Inland Fisheries in Russia: Tales from the Past and Lessons for the Future
Dmitry F. Pavlov and Dmitry D. Pavlov
We, the authors, are father and son. As fishery professionals, we have both witnessed great changes in Russia’s inland fisheries industry over the years. In the 1930s, great famine hit the country. For our (grand)father’s family, fishing was a means of survival. Considered recreational fishermen, they fished with fishing rods and hooks because traditional commercial fishing with nets was considered poaching, a serious criminal offense. This recreational fishing allowed our family to survive the famine. As a result, fishing was, and still is, something our (grand)father considers sacred.

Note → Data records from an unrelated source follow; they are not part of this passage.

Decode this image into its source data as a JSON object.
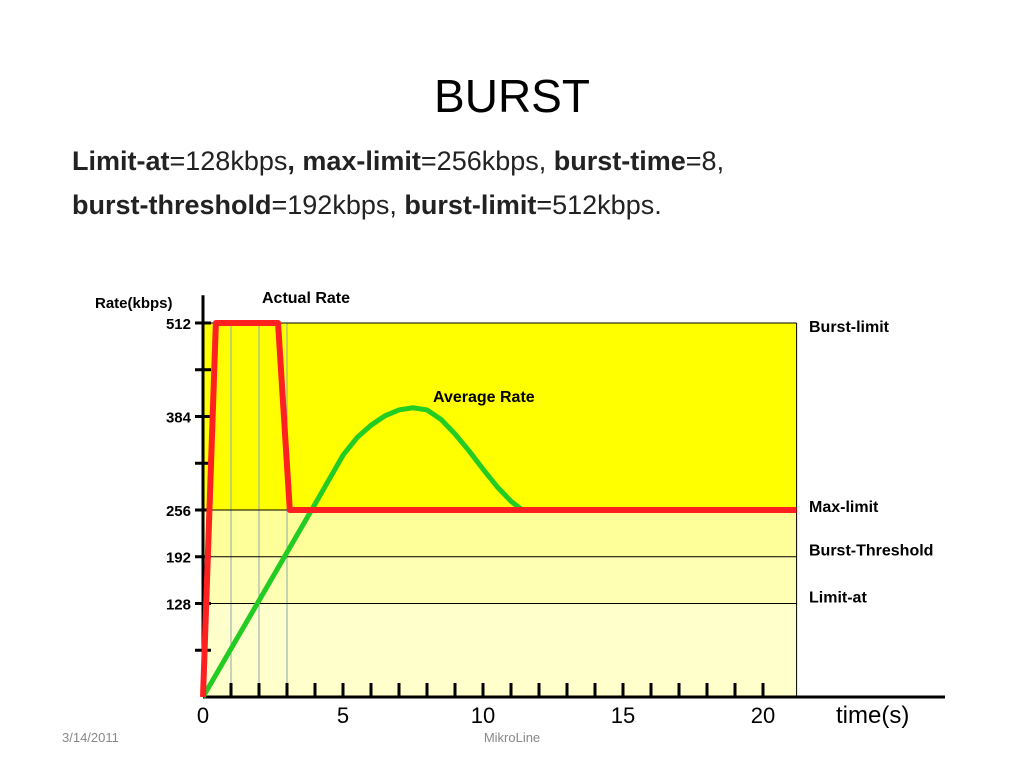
{
  "title": "BURST",
  "description": [
    [
      {
        "text": "Limit-at",
        "bold": true
      },
      {
        "text": "=128kbps"
      },
      {
        "text": ", max-limit",
        "bold": true
      },
      {
        "text": "=256kbps, "
      },
      {
        "text": "burst-time",
        "bold": true
      },
      {
        "text": "=8,"
      }
    ],
    [
      {
        "text": "burst-threshold",
        "bold": true
      },
      {
        "text": "=192kbps, "
      },
      {
        "text": "burst-limit",
        "bold": true
      },
      {
        "text": "=512kbps."
      }
    ]
  ],
  "footer": {
    "date": "3/14/2011",
    "center": "MikroLine"
  },
  "chart_data": {
    "type": "line",
    "y_label": "Rate(kbps)",
    "x_label": "time(s)",
    "xlim": [
      0,
      26.5
    ],
    "ylim": [
      0,
      550
    ],
    "xticks": [
      0,
      5,
      10,
      15,
      20
    ],
    "xminor_ticks": [
      1,
      2,
      3,
      4,
      6,
      7,
      8,
      9,
      11,
      12,
      13,
      14,
      16,
      17,
      18,
      19
    ],
    "yticks": [
      128,
      192,
      256,
      384,
      512
    ],
    "yminor_ticks": [
      64,
      320,
      448
    ],
    "band_x": [
      0,
      21.2
    ],
    "bands": [
      {
        "from": 256,
        "to": 512,
        "color": "#ffff00"
      },
      {
        "from": 192,
        "to": 256,
        "color": "#ffff99"
      },
      {
        "from": 128,
        "to": 192,
        "color": "#ffffb3"
      },
      {
        "from": 0,
        "to": 128,
        "color": "#ffffcc"
      }
    ],
    "vlines": [
      1,
      2,
      3
    ],
    "reference_lines": [
      {
        "label": "Burst-limit",
        "value": 512
      },
      {
        "label": "Max-limit",
        "value": 256
      },
      {
        "label": "Burst-Threshold",
        "value": 192
      },
      {
        "label": "Limit-at",
        "value": 128
      }
    ],
    "series": [
      {
        "name": "Actual Rate",
        "color": "#ff2020",
        "x": [
          0,
          0.46,
          2.68,
          3.1,
          21.2
        ],
        "values": [
          0,
          512,
          512,
          256,
          256
        ]
      },
      {
        "name": "Average Rate",
        "color": "#22cc22",
        "x": [
          0,
          1,
          2,
          3,
          4,
          5,
          5.5,
          6,
          6.5,
          7,
          7.5,
          8,
          8.5,
          9,
          9.5,
          10,
          10.5,
          11,
          11.4
        ],
        "values": [
          0,
          66,
          132,
          198,
          264,
          331,
          355,
          372,
          385,
          393,
          396,
          393,
          380,
          360,
          337,
          312,
          288,
          268,
          256
        ]
      }
    ]
  }
}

Our family story was from long ago, but inland fisheries are still important today. We often see a man who sells fish on the street in our town, Borok. We know his story; he is a pensioner and his son is unemployed. Of course, the man and his son receive some money from social services, but this is usually only modest support. They catch fish in extreme conditions, in the summer heat and in winter, when the wind is terrible, the ice is one meter thick, and it could be –30°C. To catch fish, they use cheap monofilament gill nets, and we doubt they have proper licenses for this business. When we buy the fish they catch, we often ponder, “Are we supporting poaching, or are we helping people survive?”
When we participate in meetings about inland fisheries issues, we often hear things like “What is the importance of your small-scale negligible fisheries compared to bigger issues like water supply, irrigation, energy generation, and flood control?” This viewpoint shows the lack of understanding of the importance of inland fisheries, despite their significant current and historical role in Russian society.